Возможность использовать этот инструмент вместо векторов позволила бы нам избежать рискованных побочных эффектов, которые могут проявиться при использовании вирусов. Применение CRISPR на людях после рождения – не говоря уже о внутриутробном периоде – еще очень далеко, но он мог бы стать очень мощным оружием против таких заболеваний, как муковисцидоз или синдром Нунан. Этот метод позволил бы убрать поврежденный ген не только из плода, но и из ДНК в целом, чтобы заболевание не перешло по наследству будущим поколениям. На данный момент редактирование генов не тестируют на людях. Возникают этические проблемы и поднимаются вопросы: сможем ли мы уничтожать гены? А их редактирование может изменить цвет волос ребенка или его уровень IQ? Хотим ли мы жить в мире без генетических мутаций? На эти вопросы будем отвечать уже не мы, а Джоэл и его поколение.
Мой мальчик сейчас чувствует себя хорошо, он веселый и дурашливый восьмилетний школьник с безвредным шунтом в груди, который поставил доктор Пиблз. Один кардиоторакальный хирург из Грейт Ормонд Стрит сказал нам, что встречал только одного ребенка – помимо Джоэла – с шунтом от внутриутробной хирургии плода. До середины 1990-х годов такие операции почти не проводили, и даже сегодня это все еще редкость. Похоже, врачи посовещались и решили оставить шунт в груди моего сына. К кардиоторакальной хирургии обращались лишь в случаях крайней необходимости. Сейчас перед врачами стоит непростая задача: понять, как оказывать помощь взрослым, которые однажды стали «медицинским чудом», людям, чьи врожденные дефекты, которые раньше не поддавались лечению, смогли исправить. Ведь ребенок вырастает, перестает посещать детские клиники, и уже никто не понимает, какой уход ему необходим.
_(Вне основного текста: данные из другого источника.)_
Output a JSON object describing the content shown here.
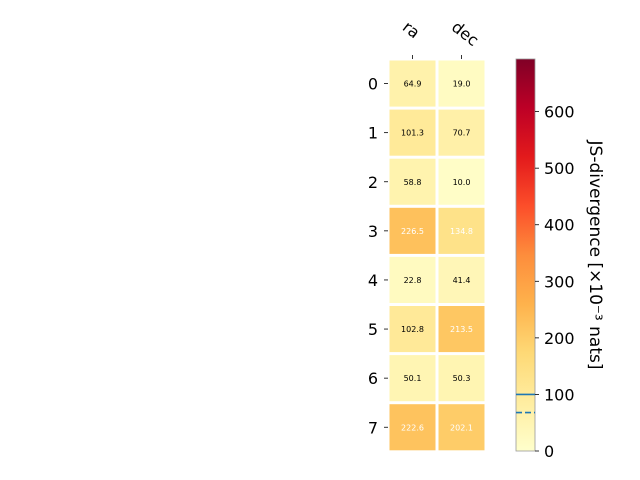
{
  "chart_data": {
    "type": "heatmap",
    "columns": [
      "ra",
      "dec"
    ],
    "rows": [
      "0",
      "1",
      "2",
      "3",
      "4",
      "5",
      "6",
      "7"
    ],
    "values": [
      [
        64.9,
        19.0
      ],
      [
        101.3,
        70.7
      ],
      [
        58.8,
        10.0
      ],
      [
        226.5,
        134.8
      ],
      [
        22.8,
        41.4
      ],
      [
        102.8,
        213.5
      ],
      [
        50.1,
        50.3
      ],
      [
        222.6,
        202.1
      ]
    ],
    "colorbar": {
      "label": "JS-divergence [×10⁻³ nats]",
      "min": 0,
      "max": 693,
      "ticks": [
        0,
        100,
        200,
        300,
        400,
        500,
        600
      ],
      "colormap": "YlOrRd",
      "reference_lines": [
        {
          "value": 100,
          "style": "solid",
          "color": "#1f77b4"
        },
        {
          "value": 68,
          "style": "dashed",
          "color": "#1f77b4"
        }
      ]
    },
    "text_color_threshold": 120
  }
}
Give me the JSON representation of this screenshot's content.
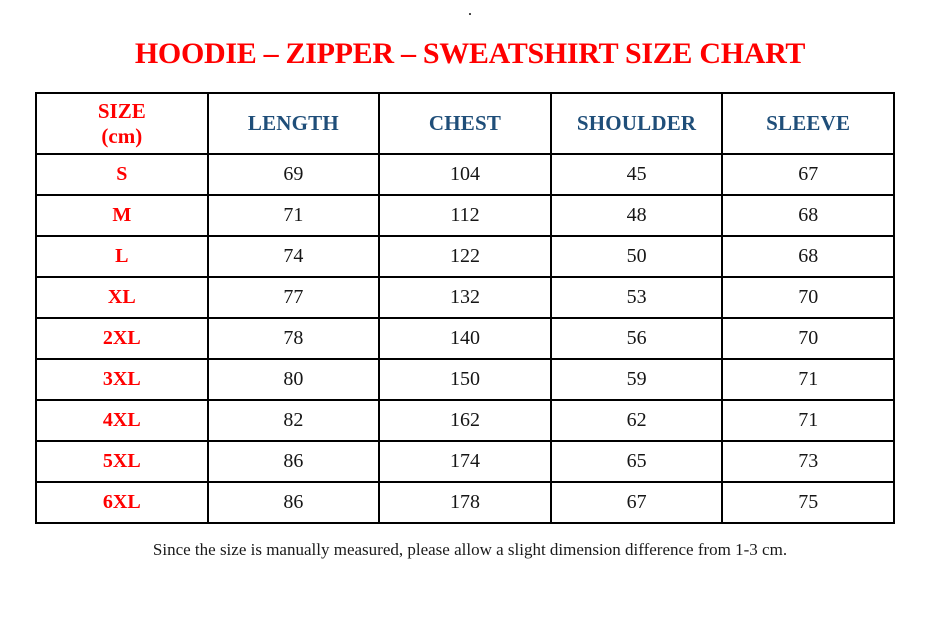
{
  "page": {
    "top_dot": "."
  },
  "title": {
    "text": "HOODIE – ZIPPER – SWEATSHIRT SIZE CHART"
  },
  "table": {
    "header": {
      "size_line1": "SIZE",
      "size_line2": "(cm)",
      "columns": [
        "LENGTH",
        "CHEST",
        "SHOULDER",
        "SLEEVE"
      ]
    },
    "rows": [
      {
        "size": "S",
        "length": "69",
        "chest": "104",
        "shoulder": "45",
        "sleeve": "67"
      },
      {
        "size": "M",
        "length": "71",
        "chest": "112",
        "shoulder": "48",
        "sleeve": "68"
      },
      {
        "size": "L",
        "length": "74",
        "chest": "122",
        "shoulder": "50",
        "sleeve": "68"
      },
      {
        "size": "XL",
        "length": "77",
        "chest": "132",
        "shoulder": "53",
        "sleeve": "70"
      },
      {
        "size": "2XL",
        "length": "78",
        "chest": "140",
        "shoulder": "56",
        "sleeve": "70"
      },
      {
        "size": "3XL",
        "length": "80",
        "chest": "150",
        "shoulder": "59",
        "sleeve": "71"
      },
      {
        "size": "4XL",
        "length": "82",
        "chest": "162",
        "shoulder": "62",
        "sleeve": "71"
      },
      {
        "size": "5XL",
        "length": "86",
        "chest": "174",
        "shoulder": "65",
        "sleeve": "73"
      },
      {
        "size": "6XL",
        "length": "86",
        "chest": "178",
        "shoulder": "67",
        "sleeve": "75"
      }
    ]
  },
  "footer": {
    "note": "Since the size is manually measured, please allow a slight dimension difference from 1-3 cm."
  },
  "colors": {
    "accent_red": "#ff0000",
    "header_blue": "#1f4e79",
    "text_black": "#161616",
    "border": "#000000"
  }
}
Сложные младенцы становятся сложными детьми, вырастая затем в сложных взрослых (6).
Водянка забылась как страшный сон, две отметины от игл на моем животе исчезли через пару лет, а грудь и живот Джоэла украшали шрамы от операций. Мы больше не проводили субботние вечера с врачами неотложки, а огромные коробки с лекарствами постепенно исчезли из нашего дома.
Как только сыну стало лучше, я начала пользоваться парфюмом, подаренным Филом, зажгла свечи, сложила пряжу в коробку для вышивки, купила себе сумочку и вернулась на работу. У нас родилась Анна.
Я все еще не знаю, что несет в себе синдром Нунан. Не знает этого и мой мальчик. Для всех эта болезнь значит что-то свое. Если Джоэл ведет себя не так, как обычно, невозможно понять, дело в его диагнозе, в недоношенности, в проведенных пяти месяцах в больнице, в двухлетнем непрерывном дискомфорте или во всем вышеперечисленном. А еще дело может быть в нем самом. Как написал в Facebook уже взрослый человек с синдромом Нунан: «Порой нарушение играет значимую роль, порой – нет».
Но я искренне надеялась, что после испытаний первых дней жизни диагноз Джоэла станет той проблемой со здоровьем, за которой просто нужно наблюдать. Я не знала, посчитает ли Джоэл такое начало своего существования значимым, но мы никогда не сможем забыть прошлый опыт. Я навсегда запомню, как началась жизнь моего сына.
Детским врачам всегда приходится взвешивать риски. Они не могут испытывать яркие эмоции, они должны смотреть на детей в утробе не как на мальчиков и девочек, а, скорее, как на медицинские случаи. В то время как мать не может не испытывать эмоций, ведь она чувствует, как ее малыш двигается внутри нее, она любит его. Порой между врачом и пациентом возникает взаимопонимание, и тогда женщина возвращается в больницу с уже здоровым ребенком и говорит: «Посмотрите, это сделали Вы. Вы помогли создать этого человека». И тогда врач может взглянуть детям в глаза.
Джоэл, который легко мог умереть в первые месяцы своей жизни, боится смерти, что не слишком обычно для детей.
– Я чуть не умер, – сказал он мне, когда ему было семь лет и он сидел на моей кровати утром перед школой. – Что было бы, если бы я умер? – спросил он, пытаясь постичь необъятность этой мысли.